Pictures of young Ali Ismaeel Abbas' tortured body have appeared in newspapers and on television screens across Europe.
His voice has been heard pleading for life to return to normal after his family was killed and his arms torn off and body burnt when a missile landed on his Baghdad home.
The 12-year-old was asleep at the time of the attack in Diala Bridge district east of Baghdad.

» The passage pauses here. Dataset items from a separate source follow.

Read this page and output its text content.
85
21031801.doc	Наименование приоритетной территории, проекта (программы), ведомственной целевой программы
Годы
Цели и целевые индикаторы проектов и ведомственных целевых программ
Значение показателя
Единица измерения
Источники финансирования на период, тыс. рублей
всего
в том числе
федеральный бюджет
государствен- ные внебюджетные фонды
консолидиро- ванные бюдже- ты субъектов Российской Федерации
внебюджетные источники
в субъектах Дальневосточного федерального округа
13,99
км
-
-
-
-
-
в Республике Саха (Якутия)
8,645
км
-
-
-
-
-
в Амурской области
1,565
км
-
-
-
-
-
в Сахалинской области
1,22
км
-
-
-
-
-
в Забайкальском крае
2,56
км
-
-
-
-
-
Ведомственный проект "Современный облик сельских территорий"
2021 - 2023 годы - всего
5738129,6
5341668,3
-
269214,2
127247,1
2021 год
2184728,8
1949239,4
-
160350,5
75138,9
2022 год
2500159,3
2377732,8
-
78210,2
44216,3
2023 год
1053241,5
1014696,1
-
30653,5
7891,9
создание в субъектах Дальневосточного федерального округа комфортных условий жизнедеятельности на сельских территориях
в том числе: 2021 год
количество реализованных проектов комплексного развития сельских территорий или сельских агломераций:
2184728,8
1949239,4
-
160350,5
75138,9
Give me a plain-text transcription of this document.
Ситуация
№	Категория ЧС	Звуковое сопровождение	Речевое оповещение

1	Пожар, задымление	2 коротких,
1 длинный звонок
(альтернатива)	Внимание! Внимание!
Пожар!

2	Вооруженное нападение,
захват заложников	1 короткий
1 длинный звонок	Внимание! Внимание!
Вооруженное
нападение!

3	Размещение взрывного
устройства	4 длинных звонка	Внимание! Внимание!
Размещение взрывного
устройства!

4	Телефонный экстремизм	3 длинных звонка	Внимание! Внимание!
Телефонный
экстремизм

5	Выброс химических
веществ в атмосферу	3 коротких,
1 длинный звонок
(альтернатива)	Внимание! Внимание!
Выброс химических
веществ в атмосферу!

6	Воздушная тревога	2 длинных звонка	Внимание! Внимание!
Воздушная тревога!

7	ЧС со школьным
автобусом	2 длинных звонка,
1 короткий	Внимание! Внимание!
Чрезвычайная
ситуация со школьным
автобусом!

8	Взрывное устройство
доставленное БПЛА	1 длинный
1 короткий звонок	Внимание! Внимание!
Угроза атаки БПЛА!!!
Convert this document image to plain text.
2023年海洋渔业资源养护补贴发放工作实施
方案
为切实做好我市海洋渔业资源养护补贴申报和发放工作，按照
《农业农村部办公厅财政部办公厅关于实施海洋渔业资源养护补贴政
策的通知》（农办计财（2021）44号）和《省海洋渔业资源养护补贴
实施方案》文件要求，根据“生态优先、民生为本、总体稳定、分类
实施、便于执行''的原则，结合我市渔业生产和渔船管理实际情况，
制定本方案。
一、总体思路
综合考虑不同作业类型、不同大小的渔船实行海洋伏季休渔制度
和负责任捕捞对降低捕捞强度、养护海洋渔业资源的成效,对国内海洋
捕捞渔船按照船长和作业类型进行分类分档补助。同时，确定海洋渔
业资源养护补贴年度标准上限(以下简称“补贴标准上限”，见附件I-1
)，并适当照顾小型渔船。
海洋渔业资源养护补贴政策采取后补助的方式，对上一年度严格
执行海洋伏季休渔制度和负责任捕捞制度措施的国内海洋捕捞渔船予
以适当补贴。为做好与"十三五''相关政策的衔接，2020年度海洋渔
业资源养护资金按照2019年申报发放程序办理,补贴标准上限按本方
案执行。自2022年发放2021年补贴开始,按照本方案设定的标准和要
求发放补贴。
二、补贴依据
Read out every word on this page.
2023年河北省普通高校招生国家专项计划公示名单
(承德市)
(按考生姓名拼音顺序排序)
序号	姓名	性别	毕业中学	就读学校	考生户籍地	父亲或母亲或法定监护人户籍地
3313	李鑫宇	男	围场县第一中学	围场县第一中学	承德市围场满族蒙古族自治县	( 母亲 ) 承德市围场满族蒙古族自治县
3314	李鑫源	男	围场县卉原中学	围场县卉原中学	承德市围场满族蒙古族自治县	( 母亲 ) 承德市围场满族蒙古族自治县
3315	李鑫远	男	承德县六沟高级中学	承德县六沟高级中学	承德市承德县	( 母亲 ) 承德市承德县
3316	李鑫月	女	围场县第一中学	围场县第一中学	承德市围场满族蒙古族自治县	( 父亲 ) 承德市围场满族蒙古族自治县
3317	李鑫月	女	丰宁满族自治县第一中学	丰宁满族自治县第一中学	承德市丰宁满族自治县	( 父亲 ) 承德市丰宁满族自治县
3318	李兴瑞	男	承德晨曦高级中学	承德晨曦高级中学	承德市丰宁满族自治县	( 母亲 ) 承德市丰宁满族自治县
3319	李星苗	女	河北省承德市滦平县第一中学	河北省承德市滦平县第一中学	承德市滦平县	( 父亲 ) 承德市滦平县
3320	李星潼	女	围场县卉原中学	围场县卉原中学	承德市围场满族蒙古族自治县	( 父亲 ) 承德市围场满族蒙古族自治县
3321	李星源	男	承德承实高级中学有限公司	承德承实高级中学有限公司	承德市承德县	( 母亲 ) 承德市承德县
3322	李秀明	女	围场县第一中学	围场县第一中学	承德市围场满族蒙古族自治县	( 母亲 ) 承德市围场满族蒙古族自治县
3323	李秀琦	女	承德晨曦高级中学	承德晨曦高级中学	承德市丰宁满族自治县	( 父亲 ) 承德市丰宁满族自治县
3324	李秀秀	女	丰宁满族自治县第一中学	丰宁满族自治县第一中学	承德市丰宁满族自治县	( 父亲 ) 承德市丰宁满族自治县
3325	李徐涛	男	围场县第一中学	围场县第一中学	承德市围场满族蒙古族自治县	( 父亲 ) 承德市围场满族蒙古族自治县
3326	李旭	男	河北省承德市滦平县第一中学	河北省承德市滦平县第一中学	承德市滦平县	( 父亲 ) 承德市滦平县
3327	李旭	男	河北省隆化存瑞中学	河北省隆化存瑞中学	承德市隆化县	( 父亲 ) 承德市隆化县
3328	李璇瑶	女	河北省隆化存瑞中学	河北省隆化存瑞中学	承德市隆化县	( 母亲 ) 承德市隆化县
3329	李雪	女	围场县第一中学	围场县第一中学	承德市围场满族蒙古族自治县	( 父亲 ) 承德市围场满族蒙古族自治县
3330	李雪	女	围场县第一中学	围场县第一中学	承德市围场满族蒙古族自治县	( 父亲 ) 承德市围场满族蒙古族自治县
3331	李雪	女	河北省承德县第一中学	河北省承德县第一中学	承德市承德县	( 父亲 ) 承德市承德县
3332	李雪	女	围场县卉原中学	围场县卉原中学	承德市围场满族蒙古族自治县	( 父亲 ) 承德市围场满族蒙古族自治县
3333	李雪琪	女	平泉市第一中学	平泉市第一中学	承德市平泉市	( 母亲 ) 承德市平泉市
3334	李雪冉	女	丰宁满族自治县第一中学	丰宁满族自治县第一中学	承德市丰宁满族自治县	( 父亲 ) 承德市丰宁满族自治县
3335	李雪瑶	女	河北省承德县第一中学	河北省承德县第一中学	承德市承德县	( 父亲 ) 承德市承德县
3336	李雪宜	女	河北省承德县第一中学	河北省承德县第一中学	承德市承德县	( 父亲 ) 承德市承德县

His mother, five months pregnant, died, as did his father, brother and seven other members of his family.
[link|http://www.cnn.com/2003/WORLD/meast/04/08/sprj.irq.ali/index.html|http://www.cnn.com/2...rq.ali/index.html]
I'm not suggesting that no good can come of this mugging, or that any such good is automatically negated by "collateral damage," and I've snagged the armless kid and pressed him into service for rhetorical purposes not because my heartstrings are yanked unto breaking but rather because he was, uh, handy, BUT:
Let's don't allow the heartwarming stories of our Kindly, Heroic Troops Throwing Candy Bars to Plucky Little Cheering Urchins in Distant Lands We've Gone Selflessly to Rescue (growing up in the cultural backwash of WWII I was raised on this pap, and swallowed it unquestioningly) serve as an excuse to avert our eyes from the very real death and misery we've inflicted, the lives we've ended and the lives, like this one cited, that we've blighted forever in the practice of our favored style of warmaking, of the permanent irremediable harm visited on people whose only crime was to live under the rule of a former client with whom we've had a falling out. Let's enjoy as much American Triumphalism as we feel we're entitled to, but I insist we clean our plates, consuming the side of atrocity as well.